# Essential Reger? [4]



## Portamento (Dec 8, 2016)

The topic of the 4th thread in this series is Max Reger. What do you consider to be Reger's most essential works? These don't necessarily have to be masterpieces - rather what you consider to be Reger's most definitive essays in music.

Essential Mozart
Essential Shostakovich
Essential Schumann


----------



## Portamento (Dec 8, 2016)

My list:

Orchestral
Hiller Variations, op. 100
Sinfonietta, op. 90
Violin Concerto, op. 101

Chamber
Clarinet Quintet, op. 146
Clarinet Sonata #3, op. 106
Cello Sonata #4, op. 116
String Quartet #4, op. 109

Piano
6 Intermezzi, op. 45
Bach Variations, op. 81
Telemann Variations, op. 134

Solo
Cello Suites, op. 131c
Viola Suites, op. 131d


----------



## Phil loves classical (Feb 8, 2017)

4 Tone Poems after Bocklin. 
Romantic Suite


----------



## Art Rock (Nov 28, 2009)

I second the Boecklin tone poems and the clarinet quintet.

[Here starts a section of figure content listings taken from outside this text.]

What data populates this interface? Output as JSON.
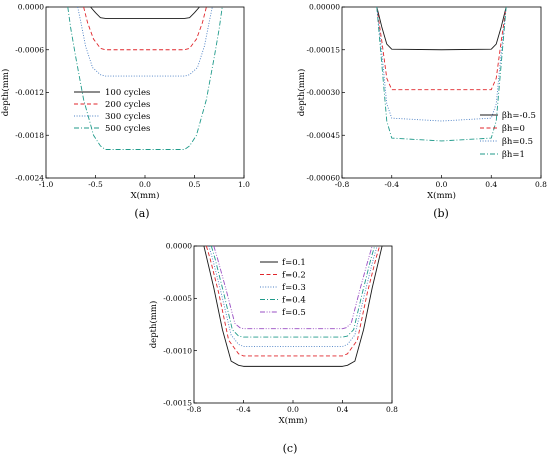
{
  "chart_data": [
    {
      "type": "line",
      "panel_label": "(a)",
      "xlabel": "X(mm)",
      "ylabel": "depth(mm)",
      "xlim": [
        -1.0,
        1.0
      ],
      "ylim": [
        -0.0024,
        0.0
      ],
      "x_ticks": [
        "-1.0",
        "-0.5",
        "0.0",
        "0.5",
        "1.0"
      ],
      "y_ticks": [
        "0.0000",
        "-0.0006",
        "-0.0012",
        "-0.0018",
        "-0.0024"
      ],
      "legend_position": "center",
      "grid": false,
      "series": [
        {
          "name": "100 cycles",
          "color": "#1a1a1a",
          "dash": "solid",
          "x": [
            -0.55,
            -0.5,
            -0.45,
            -0.4,
            0.0,
            0.4,
            0.45,
            0.5,
            0.55
          ],
          "y": [
            0.0,
            -8e-05,
            -0.00015,
            -0.00016,
            -0.00016,
            -0.00016,
            -0.00015,
            -8e-05,
            0.0
          ]
        },
        {
          "name": "200 cycles",
          "color": "#e0262b",
          "dash": "dashed",
          "x": [
            -0.62,
            -0.58,
            -0.52,
            -0.45,
            -0.4,
            0.0,
            0.4,
            0.45,
            0.52,
            0.58,
            0.62
          ],
          "y": [
            0.0,
            -0.00022,
            -0.00045,
            -0.00058,
            -0.0006,
            -0.0006,
            -0.0006,
            -0.00058,
            -0.00045,
            -0.00022,
            0.0
          ]
        },
        {
          "name": "300 cycles",
          "color": "#4a7fc4",
          "dash": "dotted",
          "x": [
            -0.68,
            -0.65,
            -0.6,
            -0.53,
            -0.45,
            -0.4,
            0.0,
            0.4,
            0.45,
            0.53,
            0.6,
            0.65,
            0.68
          ],
          "y": [
            0.0,
            -0.0002,
            -0.00055,
            -0.00085,
            -0.00095,
            -0.00097,
            -0.00097,
            -0.00097,
            -0.00095,
            -0.00085,
            -0.00055,
            -0.0002,
            0.0
          ]
        },
        {
          "name": "500 cycles",
          "color": "#1f9a8a",
          "dash": "dashdot",
          "x": [
            -0.78,
            -0.75,
            -0.7,
            -0.62,
            -0.52,
            -0.45,
            -0.4,
            0.0,
            0.4,
            0.45,
            0.52,
            0.62,
            0.7,
            0.75,
            0.78
          ],
          "y": [
            0.0,
            -0.0003,
            -0.0007,
            -0.0013,
            -0.0018,
            -0.00195,
            -0.002,
            -0.002,
            -0.002,
            -0.00195,
            -0.0018,
            -0.0013,
            -0.0007,
            -0.0003,
            0.0
          ]
        }
      ]
    },
    {
      "type": "line",
      "panel_label": "(b)",
      "xlabel": "X(mm)",
      "ylabel": "depth(mm)",
      "xlim": [
        -0.8,
        0.8
      ],
      "ylim": [
        -0.0006,
        0.0
      ],
      "x_ticks": [
        "-0.8",
        "-0.4",
        "0.0",
        "0.4",
        "0.8"
      ],
      "y_ticks": [
        "0.00000",
        "-0.00015",
        "-0.00030",
        "-0.00045",
        "-0.00060"
      ],
      "legend_position": "right",
      "grid": false,
      "series": [
        {
          "name": "βh=-0.5",
          "color": "#1a1a1a",
          "dash": "solid",
          "x": [
            -0.52,
            -0.48,
            -0.44,
            -0.4,
            0.0,
            0.4,
            0.44,
            0.48,
            0.52
          ],
          "y": [
            0.0,
            -7e-05,
            -0.00013,
            -0.000148,
            -0.00015,
            -0.000148,
            -0.00013,
            -7e-05,
            0.0
          ]
        },
        {
          "name": "βh=0",
          "color": "#e0262b",
          "dash": "dashed",
          "x": [
            -0.52,
            -0.48,
            -0.44,
            -0.4,
            0.0,
            0.4,
            0.44,
            0.48,
            0.52
          ],
          "y": [
            0.0,
            -0.00012,
            -0.00025,
            -0.00029,
            -0.00029,
            -0.00029,
            -0.00025,
            -0.00012,
            0.0
          ]
        },
        {
          "name": "βh=0.5",
          "color": "#4a7fc4",
          "dash": "dotted",
          "x": [
            -0.52,
            -0.48,
            -0.44,
            -0.4,
            0.0,
            0.4,
            0.44,
            0.48,
            0.52
          ],
          "y": [
            0.0,
            -0.00016,
            -0.00034,
            -0.00039,
            -0.0004,
            -0.00039,
            -0.00034,
            -0.00016,
            0.0
          ]
        },
        {
          "name": "βh=1",
          "color": "#1f9a8a",
          "dash": "dashdot",
          "x": [
            -0.52,
            -0.48,
            -0.44,
            -0.4,
            0.0,
            0.4,
            0.44,
            0.48,
            0.52
          ],
          "y": [
            0.0,
            -0.0002,
            -0.0004,
            -0.00046,
            -0.00047,
            -0.00046,
            -0.0004,
            -0.0002,
            0.0
          ]
        }
      ]
    },
    {
      "type": "line",
      "panel_label": "(c)",
      "xlabel": "X(mm)",
      "ylabel": "depth(mm)",
      "xlim": [
        -0.8,
        0.8
      ],
      "ylim": [
        -0.0015,
        0.0
      ],
      "x_ticks": [
        "-0.8",
        "-0.4",
        "0.0",
        "0.4",
        "0.8"
      ],
      "y_ticks": [
        "0.0000",
        "-0.0005",
        "-0.0010",
        "-0.0015"
      ],
      "legend_position": "top-right",
      "grid": false,
      "series": [
        {
          "name": "f=0.1",
          "color": "#1a1a1a",
          "dash": "solid",
          "x": [
            -0.72,
            -0.7,
            -0.64,
            -0.57,
            -0.5,
            -0.44,
            -0.4,
            0.0,
            0.4,
            0.44,
            0.5,
            0.57,
            0.64,
            0.7,
            0.72
          ],
          "y": [
            0.0,
            -0.0001,
            -0.0004,
            -0.0008,
            -0.0011,
            -0.00114,
            -0.00115,
            -0.00115,
            -0.00115,
            -0.00114,
            -0.0011,
            -0.0008,
            -0.0004,
            -0.0001,
            0.0
          ]
        },
        {
          "name": "f=0.2",
          "color": "#e0262b",
          "dash": "dashed",
          "x": [
            -0.7,
            -0.67,
            -0.6,
            -0.52,
            -0.44,
            -0.4,
            0.0,
            0.4,
            0.44,
            0.52,
            0.6,
            0.67,
            0.7
          ],
          "y": [
            0.0,
            -0.00012,
            -0.00045,
            -0.0009,
            -0.00103,
            -0.00105,
            -0.00105,
            -0.00105,
            -0.00103,
            -0.0009,
            -0.00045,
            -0.00012,
            0.0
          ]
        },
        {
          "name": "f=0.3",
          "color": "#4a7fc4",
          "dash": "dotted",
          "x": [
            -0.68,
            -0.65,
            -0.58,
            -0.5,
            -0.44,
            -0.4,
            0.0,
            0.4,
            0.44,
            0.5,
            0.58,
            0.65,
            0.68
          ],
          "y": [
            0.0,
            -0.00012,
            -0.00045,
            -0.00085,
            -0.00094,
            -0.00096,
            -0.00096,
            -0.00096,
            -0.00094,
            -0.00085,
            -0.00045,
            -0.00012,
            0.0
          ]
        },
        {
          "name": "f=0.4",
          "color": "#1f9a8a",
          "dash": "dashdot",
          "x": [
            -0.66,
            -0.63,
            -0.56,
            -0.49,
            -0.44,
            -0.4,
            0.0,
            0.4,
            0.44,
            0.49,
            0.56,
            0.63,
            0.66
          ],
          "y": [
            0.0,
            -0.00012,
            -0.00045,
            -0.0008,
            -0.00086,
            -0.00087,
            -0.00087,
            -0.00087,
            -0.00086,
            -0.0008,
            -0.00045,
            -0.00012,
            0.0
          ]
        },
        {
          "name": "f=0.5",
          "color": "#9a4fc4",
          "dash": "dashdotdot",
          "x": [
            -0.64,
            -0.61,
            -0.54,
            -0.47,
            -0.43,
            -0.4,
            0.0,
            0.4,
            0.43,
            0.47,
            0.54,
            0.61,
            0.64
          ],
          "y": [
            0.0,
            -0.00012,
            -0.00042,
            -0.00074,
            -0.00078,
            -0.00079,
            -0.00079,
            -0.00079,
            -0.00078,
            -0.00074,
            -0.00042,
            -0.00012,
            0.0
          ]
        }
      ]
    }
  ]
}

Definitely some organ works, e.g. Fantasy and Fugue on BACH, Op. 46.


----------



## JAS (Mar 6, 2013)

I have only one CD of Reger's music, an Orfeo CD with the Hiller Variations and a Ballet Suite. I must admit that I have not played it in some time, so perhaps it should be moved to the top of the list at my next opportunity.

Edit: And I also find that I have his violin concerto on the Hyperion Romantic Violin series (which I keep filed separately and not by composer.)

Does anyone have the Warner 8 CD set? Or the Brilliant Set?


----------



## Portamento (Dec 8, 2016)

JAS said:


> *I have only one CD of Reger's music*, an Orfeo CD with the Hiller Variations and a Ballet Suite. I must admit that I have not played it in some time, so perhaps it should be moved to the top of the list at my next opportunity.


Well then, let me introduce you to Reger's contributions to solo repertoire.

Cello Suites:
http://www.prestoclassical.co.uk/r/Danacord/DACOCD372

Viola Suites:
https://www.amazon.com/Tabea-Zimmermann-Solo-J-S-Bach/dp/B0027T7BJK


----------



## hpowders (Dec 23, 2013)

Reger: Variations & Fugue on a Theme by Bach played by Rudolf Serkin, no less.


----------



## Trout (Apr 11, 2011)

One of my favorites by Reger is his opulent and Wagnerian _An die Hoffnung_ for alto and orchestra. Give it a listen!


----------



## Pugg (Aug 8, 2014)

I like his requiem , that's about all.


----------



## elgar's ghost (Aug 8, 2010)

Portamento's choices aren't far removed from my own. I would also add these for organ allowing for the fact that I've only heard about a quarter of his enormous output in this category:

Fantasia and Fugue on the name of B-A-C-H op.46
Three Chorale Fantasias op.53
Three Preludes and Fugues op.85
Introduction, Passacaglia and Fugue op.127

I'd also be tempted to add the Eight Preludes and Fugues for Solo Violin op.117 as well.


----------



## Lenny (Jul 19, 2016)

Reger's catalogue is h-u-g-e so I cannot claim any absolute authority over the "essence" of his music. I guess I'm just bumping the thread... 

I'd follow Portamento's picks (mine are included in his list).


----------



## Omicron9 (Oct 13, 2016)

Reger: complete cello sonatas and solo cello suites.


----------



## Pugg (Aug 8, 2014)

Omicron9 said:


> Reger: complete cello sonatas and solo cello suites.


Maybe I should give those a try.....


----------